In a piece for Medium (link here), Sarah Griffiths interviews psychological researcher Julia Shaw (University College London) on her new book Evil: The Science Behind Humanity’s Dark Side (2019). Here’s what Dr. Shaw says about the negative implications of our tendency to follow orders:
Following orders is the default human tendency, so if there’s someone in authority, or someone who has authority over you, then you are likely to follow their orders, unless you are in danger. That’s for a host of social reasons, not the least of which is that we are generally trusting of our fellow humans and if we’ve placed them in a position of responsibility — a political office, for example — then we trust the decisions they are making are not going to break social norms or moral values.
It’s also a lot of work to stand up against authority and think for ourselves in a situation when we feel we don’t have to, so we quite readily outsource immorality as our brains are effectively a bit lazy and are constantly trying to conserve resources.
Among other things, these dynamics can lead us to take part in cruel and abusive behaviors. History is riddled with examples of this, including participation in torture and genocides.
In response, Shaw suggests three things that we can do to avoid engaging in mistreatment of others, at the behest of someone in authority:
There are three things you can do. The first is to learn about things and prepare yourself when times are good for when times are bad.
…The second thing you can do is “foster heroic imagination,” … (s)o you can picture yourself swimming against the tide of “evil” and going out of your way to do good things for other people — playing the hero.
…The third thing is to make sure that when you are in a situation requiring morally challenging decisions, that you deliberately fight the urge to give in and go with the flow.
Naturally I’m translating this into workplace settings: What if an employee is directed or enlisted to take part in the bullying, mobbing, or harassment of a co-worker? How should that individual respond?

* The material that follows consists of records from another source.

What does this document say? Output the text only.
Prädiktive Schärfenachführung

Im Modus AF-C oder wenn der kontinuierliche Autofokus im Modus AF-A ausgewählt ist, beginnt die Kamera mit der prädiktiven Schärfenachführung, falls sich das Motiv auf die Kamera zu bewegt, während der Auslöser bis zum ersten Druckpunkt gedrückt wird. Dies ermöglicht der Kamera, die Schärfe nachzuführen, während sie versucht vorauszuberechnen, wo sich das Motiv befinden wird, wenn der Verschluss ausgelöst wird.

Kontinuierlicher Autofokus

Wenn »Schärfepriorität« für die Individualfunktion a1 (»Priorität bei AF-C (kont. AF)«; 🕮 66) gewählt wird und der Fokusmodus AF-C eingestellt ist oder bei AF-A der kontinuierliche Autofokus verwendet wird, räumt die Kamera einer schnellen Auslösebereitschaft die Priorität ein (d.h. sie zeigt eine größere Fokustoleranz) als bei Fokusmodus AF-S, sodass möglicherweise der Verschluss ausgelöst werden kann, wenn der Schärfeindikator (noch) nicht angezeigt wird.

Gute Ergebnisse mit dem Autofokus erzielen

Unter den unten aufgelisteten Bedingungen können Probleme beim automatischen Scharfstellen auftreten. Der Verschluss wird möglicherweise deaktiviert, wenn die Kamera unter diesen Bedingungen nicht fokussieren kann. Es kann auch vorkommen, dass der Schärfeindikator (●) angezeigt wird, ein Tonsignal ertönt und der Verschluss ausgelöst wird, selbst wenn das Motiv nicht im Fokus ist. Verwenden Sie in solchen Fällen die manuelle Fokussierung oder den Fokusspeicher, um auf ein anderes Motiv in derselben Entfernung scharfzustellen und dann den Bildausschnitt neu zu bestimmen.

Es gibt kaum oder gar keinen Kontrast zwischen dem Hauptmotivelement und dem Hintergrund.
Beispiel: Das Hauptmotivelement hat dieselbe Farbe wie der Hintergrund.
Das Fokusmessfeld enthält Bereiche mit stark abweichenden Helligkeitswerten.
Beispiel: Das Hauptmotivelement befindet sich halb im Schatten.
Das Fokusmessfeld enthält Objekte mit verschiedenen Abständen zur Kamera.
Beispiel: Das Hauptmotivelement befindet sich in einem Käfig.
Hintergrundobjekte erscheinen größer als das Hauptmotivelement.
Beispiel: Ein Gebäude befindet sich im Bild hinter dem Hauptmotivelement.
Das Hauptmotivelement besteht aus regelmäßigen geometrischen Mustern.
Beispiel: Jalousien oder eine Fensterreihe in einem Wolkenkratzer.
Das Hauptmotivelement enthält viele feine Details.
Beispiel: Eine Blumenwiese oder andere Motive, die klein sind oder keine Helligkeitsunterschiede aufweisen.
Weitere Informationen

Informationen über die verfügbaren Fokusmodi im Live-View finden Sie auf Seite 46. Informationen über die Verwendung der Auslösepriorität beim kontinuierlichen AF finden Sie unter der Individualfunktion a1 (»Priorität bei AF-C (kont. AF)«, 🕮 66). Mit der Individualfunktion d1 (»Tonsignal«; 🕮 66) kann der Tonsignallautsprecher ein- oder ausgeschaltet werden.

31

What are the costs and consequences of resisting versus going along?
Certainly we can all grow as individuals and develop stronger moral and ethical groundings in terms of how we respond to directives to do wrongful things to others. In that sense, it seems that the three things suggested by Dr. Shaw require a lot of foundational work on ourselves, well before the precipitating events arise. Those events will test us, and decisions on how to respond will emanate from our core foundations.
That said, I am only mildly optimistic about our collective ability to respond to work abuse in the individualized manner suggested by Shaw. Typically these forms of interpersonal mistreatment are enabled or endorsed by organizational leaders. Our tendency to take our cues from the top — the very tendency centrally acknowledged by Shaw — creates shared presumptions that succeeding on the job means accepting, or at least not resisting, the accompanying values and behaviors. By contrast, someone “playing the hero” in the face of wrongful behaviors is often left to do so on their own, with all the accompanying risks.

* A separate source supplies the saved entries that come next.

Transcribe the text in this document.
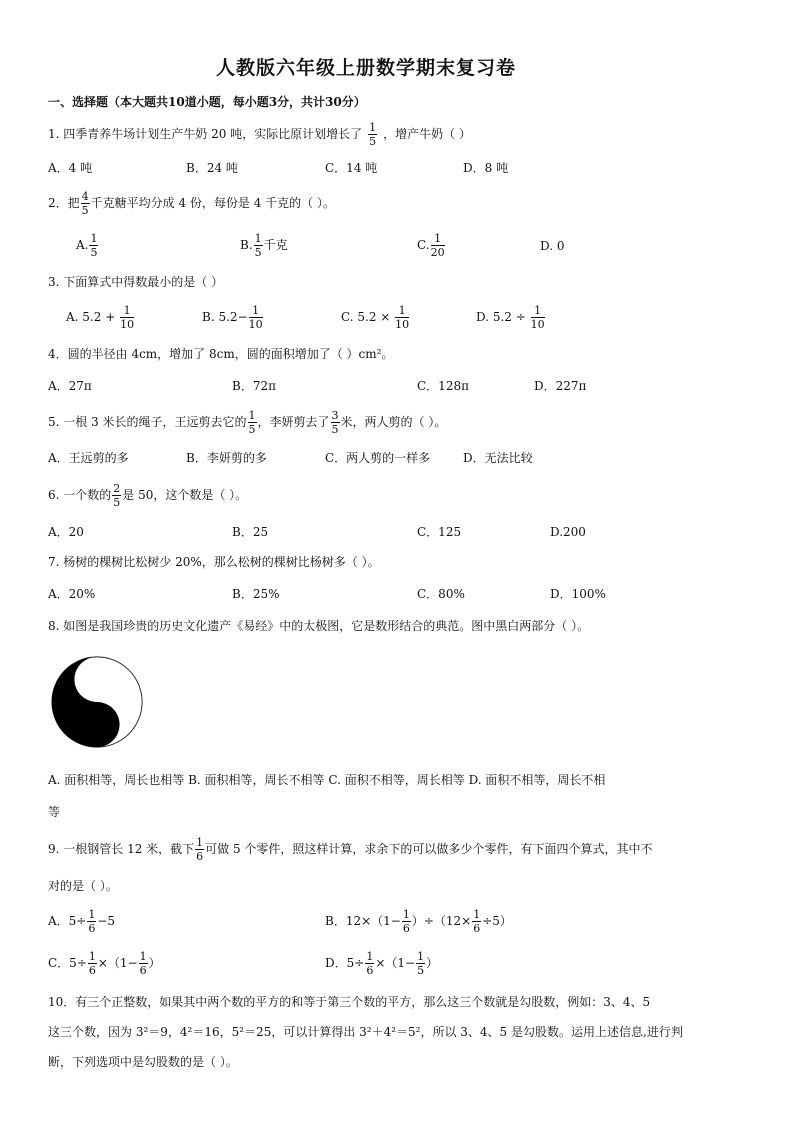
人教版六年级上册数学期末复习卷
一、选择题（本大题共10道小题，每小题3分，共计30分）
1. 四季青养牛场计划生产牛奶 20 吨，实际比原计划增长了 $\frac{1}{5}$ ，增产牛奶（ ）
A．4 吨	B．24 吨	C．14 吨	D．8 吨
2．把 $\frac{4}{5}$ 千克糖平均分成 4 份，每份是 4 千克的（ ）。
A. $\frac{1}{5}$	B. $\frac{1}{5}$ 千克	C. $\frac{1}{20}$	D. 0
3. 下面算式中得数最小的是（ ）
A. $5.2 + \frac{1}{10}$	B. $5.2- \frac{1}{10}$	C. $5.2 \times \frac{1}{10}$	D. $5.2 \div \frac{1}{10}$
4．圆的半径由 4cm，增加了 8cm，圆的面积增加了（ ）cm²。
A．27π	B．72π	C．128π	D．227π
5. 一根 3 米长的绳子，王远剪去它的 $\frac{1}{5}$ ，李妍剪去了 $\frac{3}{5}$ 米，两人剪的（ ）。
A．王远剪的多	B．李妍剪的多	C．两人剪的一样多	D．无法比较
6. 一个数的 $\frac{2}{5}$ 是 50，这个数是（ ）。
A．20	B．25	C．125	D.200
7. 杨树的棵树比松树少 20%，那么松树的棵树比杨树多（ ）。
A．20%	B．25%	C．80%	D．100%
8. 如图是我国珍贵的历史文化遗产《易经》中的太极图，它是数形结合的典范。图中黑白两部分（ ）。
A. 面积相等，周长也相等 B. 面积相等，周长不相等 C. 面积不相等，周长相等 D. 面积不相等，周长不相
等
9. 一根钢管长 12 米，截下 $\frac{1}{6}$ 可做 5 个零件，照这样计算，求余下的可以做多少个零件，有下面四个算式，其中不
对的是（ ）。
A．$5\div \frac{1}{6} -5$	B．$12\times(1- \frac{1}{6} )\div(12\times \frac{1}{6} \div 5)$
C．$5\div \frac{1}{6} \times(1- \frac{1}{6}$ ）	D．$5\div \frac{1}{6} \times(1- \frac{1}{5}$ ）
10．有三个正整数，如果其中两个数的平方的和等于第三个数的平方，那么这三个数就是勾股数，例如：3、4、5
这三个数，因为 3²＝9，4²＝16，5²＝25，可以计算得出 3²＋4²＝5²，所以 3、4、5 是勾股数。运用上述信息,进行判
断，下列选项中是勾股数的是（ ）。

Rather, the solutions are more systemic. We need a stronger, more inclusive labor movement to provide a countervailing voice for everyday workers. We need laws against workplace bullying. We need stronger enforcement of existing workplace protections. Ultimately, we need to embrace dignity as the primary framing value for our society, joined with a commitment that dignity should not be sacrificed for the right to earn a living and pursue a vocation.
True, advocating for these changes often requires speaking truth to power, but at least if we do so more collectively, our chances of success are much greater than going it alone.